Last Visit: February 2020
Maialino Mare is an offshoot of Danny Meyer’s Maialino in New York City. Meyer is the insanely successful restaurateur who gave the world Union Square Café, Gramercy Tavern and Shake Shack. His places are known for very good food and outstanding service. This large spot in Navy Yard is his first full service dining spot in D.C. It serves classic Italian fare that will be sure to please. It also manages to throw in a couple surprises.
The cooking reflects the name and is rooted in Roman dishes that Meyer sampled as a young American abroad. Maialino is a little pig, and there are generally two or three dishes on the menu that feature roast suckling pig, including the appetizer with half a head over greens. The “mare” part is in many of the other dishes, including the whole salt-crusted sea bass served over arugula and stuffed with thyme and lemon. Both dishes will make you work your way around some bones. The dishes are frequently marked by simplicity. The bresaola is uncomplicated with some greens and fried artichokes sprinkled on top, plus some lemon to squeeze. The artichokes fried without batter can also be ordered as its own dish and does Rome proud in there ethereal state. The pastas reflect the middle of the boot. The Bolognese is with tomato sauce that is bright and tangy – not cooked down and rich. The “winter greens” pesto was aggressive on the vegetal flavors over thick rounds of bombolotti pasta. Overall, the food is well-executed, satisfying, but not mind-blowing. That is not a knock, it is probably what they were aiming for.
Desserts are similarly unfussy. The Torta della Nonna is more custardy than typically done, but not too rich. Apple crostata is a classic version with a scoop of gelato. Note that the restaurant serves the hotel, so they also do breakfast and lunch, and brunch on the weekends.
The wine list is Italian, with many interesting finds among the list. Like the food, the prices are not cheap, but they are not bad either.
Meyer brought several people down from New York for the opening and it mostly worked to give the impression of a well-oiled machine and avoid opening kinks. That includes Executive Chef Rose Noel who is running a pretty smooth kitchen. Meyer instituted a service-included model and eliminated tipping in his restaurants. For those who argue it doesn’t work or will lead to a degrading of service, the high level of service he has maintained is a strong retort.
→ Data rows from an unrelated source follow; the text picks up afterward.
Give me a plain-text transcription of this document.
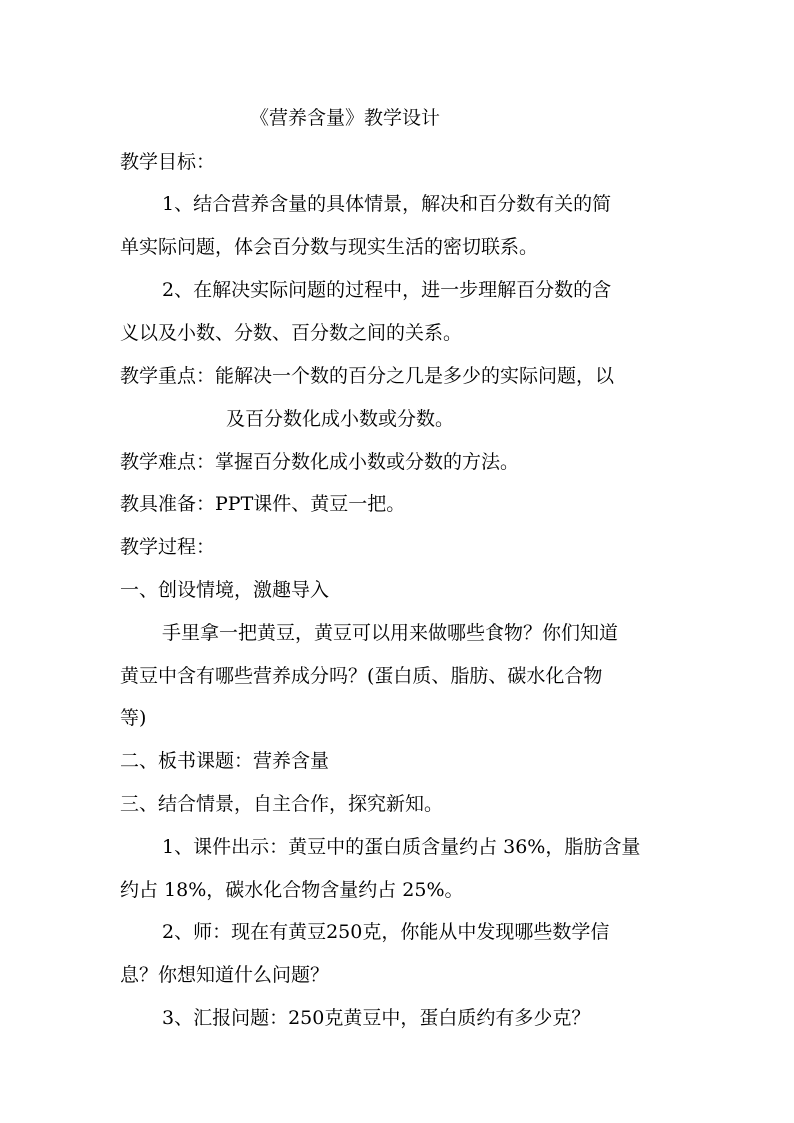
《营养含量》教学设计
教学目标：
1、结合营养含量的具体情景，解决和百分数有关的简
单实际问题，体会百分数与现实生活的密切联系。
2、在解决实际问题的过程中，进一步理解百分数的含
义以及小数、分数、百分数之间的关系。
教学重点：能解决一个数的百分之几是多少的实际问题，以
及百分数化成小数或分数。
教学难点：掌握百分数化成小数或分数的方法。
教具准备：PPT课件、黄豆一把。
教学过程：
一、创设情境，激趣导入
手里拿一把黄豆，黄豆可以用来做哪些食物？你们知道
黄豆中含有哪些营养成分吗？(蛋白质、脂肪、碳水化合物
等)
二、板书课题：营养含量
三、结合情景，自主合作，探究新知。
1、课件出示：黄豆中的蛋白质含量约占 36%，脂肪含量
约占 18%，碳水化合物含量约占 25%。
2、师：现在有黄豆250克，你能从中发现哪些数学信
息？你想知道什么问题？
3、汇报问题：250克黄豆中，蛋白质约有多少克？
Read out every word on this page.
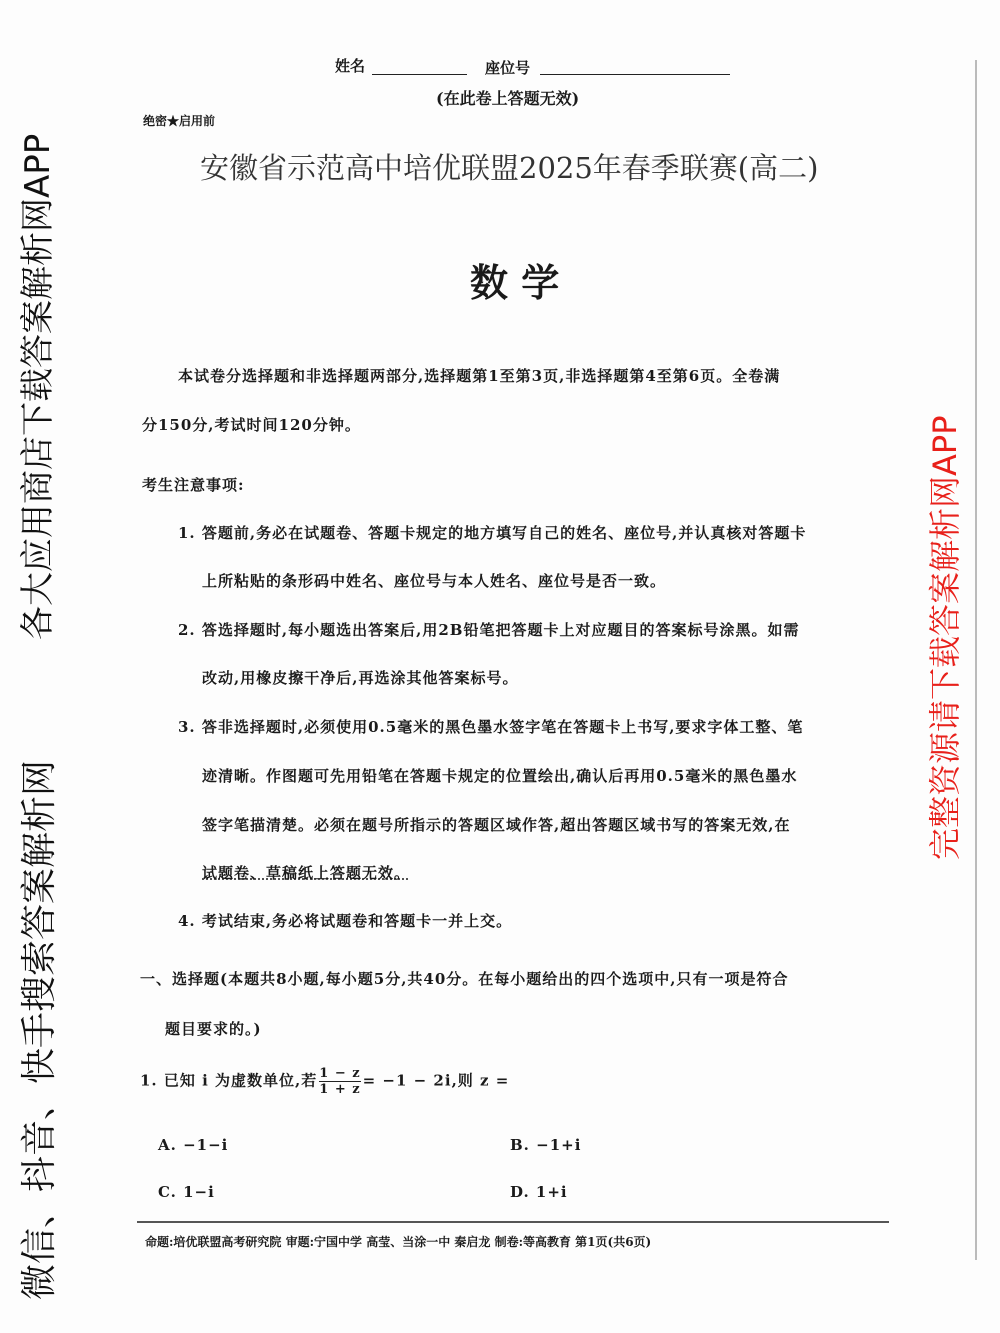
姓名	座位号
(在此卷上答题无效)
绝密★启用前
安徽省示范高中培优联盟2025年春季联赛(高二)
数 学
本试卷分选择题和非选择题两部分,选择题第1至第3页,非选择题第4至第6页。全卷满
分150分,考试时间120分钟。
考生注意事项:
1. 答题前,务必在试题卷、答题卡规定的地方填写自己的姓名、座位号,并认真核对答题卡
上所粘贴的条形码中姓名、座位号与本人姓名、座位号是否一致。
2. 答选择题时,每小题选出答案后,用2B铅笔把答题卡上对应题目的答案标号涂黑。如需
改动,用橡皮擦干净后,再选涂其他答案标号。
3. 答非选择题时,必须使用0.5毫米的黑色墨水签字笔在答题卡上书写,要求字体工整、笔
迹清晰。作图题可先用铅笔在答题卡规定的位置绘出,确认后再用0.5毫米的黑色墨水
签字笔描清楚。必须在题号所指示的答题区域作答,超出答题区域书写的答案无效,在
试题卷、草稿纸上答题无效。
4. 考试结束,务必将试题卷和答题卡一并上交。
一、选择题(本题共8小题,每小题5分,共40分。在每小题给出的四个选项中,只有一项是符合
题目要求的。)
1. 已知 i 为虚数单位,若 $\frac{1 - z}{1 + z} = -1 - 2i$,则 z =
A. −1−i	B. −1+i
C. 1−i	D. 1+i
命题:培优联盟高考研究院 审题:宁国中学 高莹、当涂一中 秦启龙 制卷:等高教育 第1页(共6页)
各大应用商店下载答案解析网APP	完整资源请下载答案解析网APP
微信、抖音、快手搜索答案解析网
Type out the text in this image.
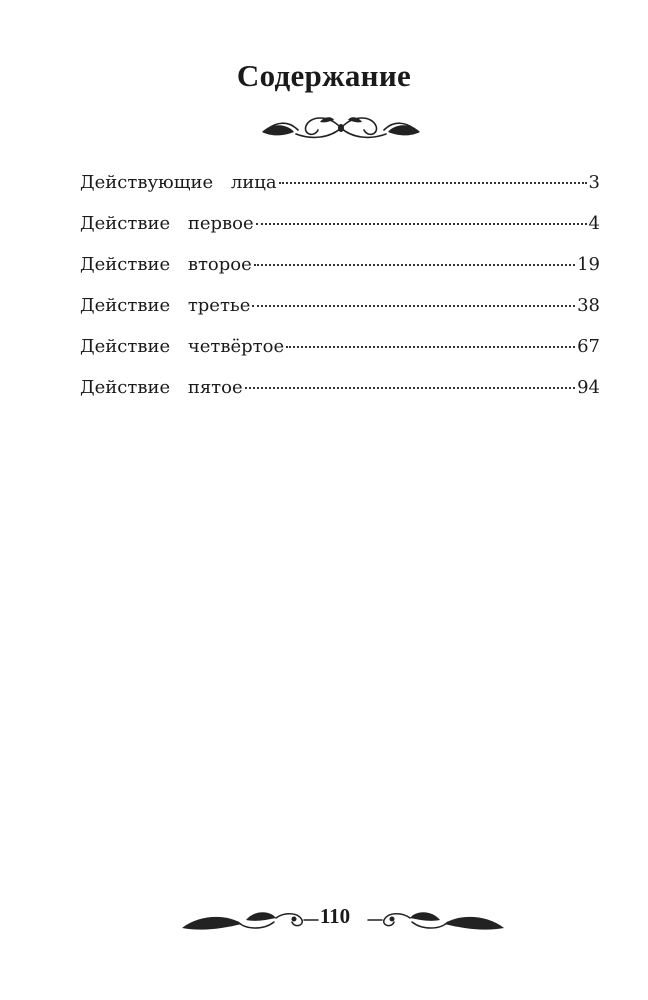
Содержание
Действующие лица	3
Действие первое	4
Действие второе	19
Действие третье	38
Действие четвёртое	67
Действие пятое	94
110
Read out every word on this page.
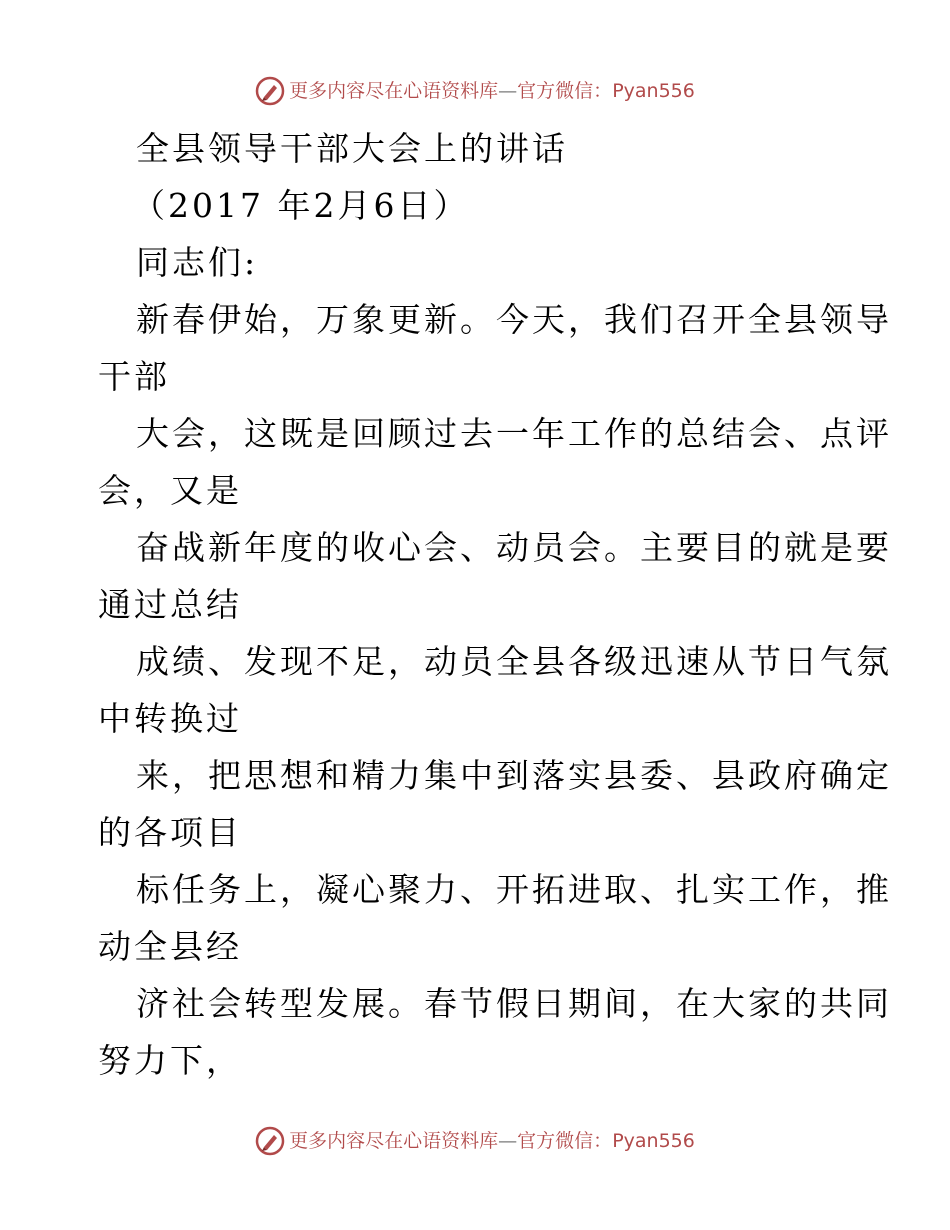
更多内容尽在心语资料库—官方微信：Pyan556
全县领导干部大会上的讲话
（2017 年2月6日）
同志们:
新春伊始，万象更新。今天，我们召开全县领导
干部
大会，这既是回顾过去一年工作的总结会、点评
会，又是
奋战新年度的收心会、动员会。主要目的就是要
通过总结
成绩、发现不足，动员全县各级迅速从节日气氛
中转换过
来，把思想和精力集中到落实县委、县政府确定
的各项目
标任务上，凝心聚力、开拓进取、扎实工作，推
动全县经
济社会转型发展。春节假日期间，在大家的共同
努力下，
更多内容尽在心语资料库—官方微信：Pyan556
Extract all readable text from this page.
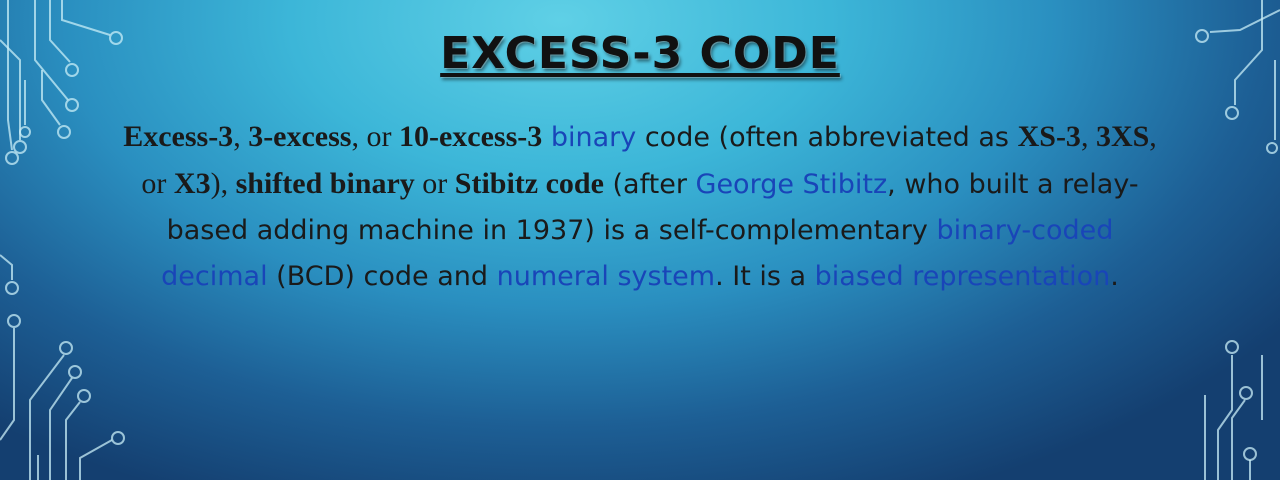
EXCESS-3 CODE

Excess-3, 3-excess, or 10-excess-3 binary code (often abbreviated as XS-3, 3XS, or X3), shifted binary or Stibitz code (after George Stibitz, who built a relay-based adding machine in 1937) is a self-complementary binary-coded decimal (BCD) code and numeral system. It is a biased representation.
The setting is a grand open space. The tables are done with white tablecloths over blue and white checkered ones, a reminder that there are tricks to keep a room at a mere din of noise. Wood and big windows add some warmth. One other parochial point. It is noteworthy that New York’s most celebrated restaurateur opened a place in D.C. and it is just another good place to dine. We’ve come a long way. Although it should be noted he got a pretty decent D.C. A list crowd for the opening.
Other Guidance: The vibe is nice dinner out. A tie is not out of place, but neither are jeans. GF and vegetarians can do well. There are GF substitute pastas available. Entry is on the ground floor, and the space is part of a large accessible hotel.
Washington Post: Tom falls for the charms.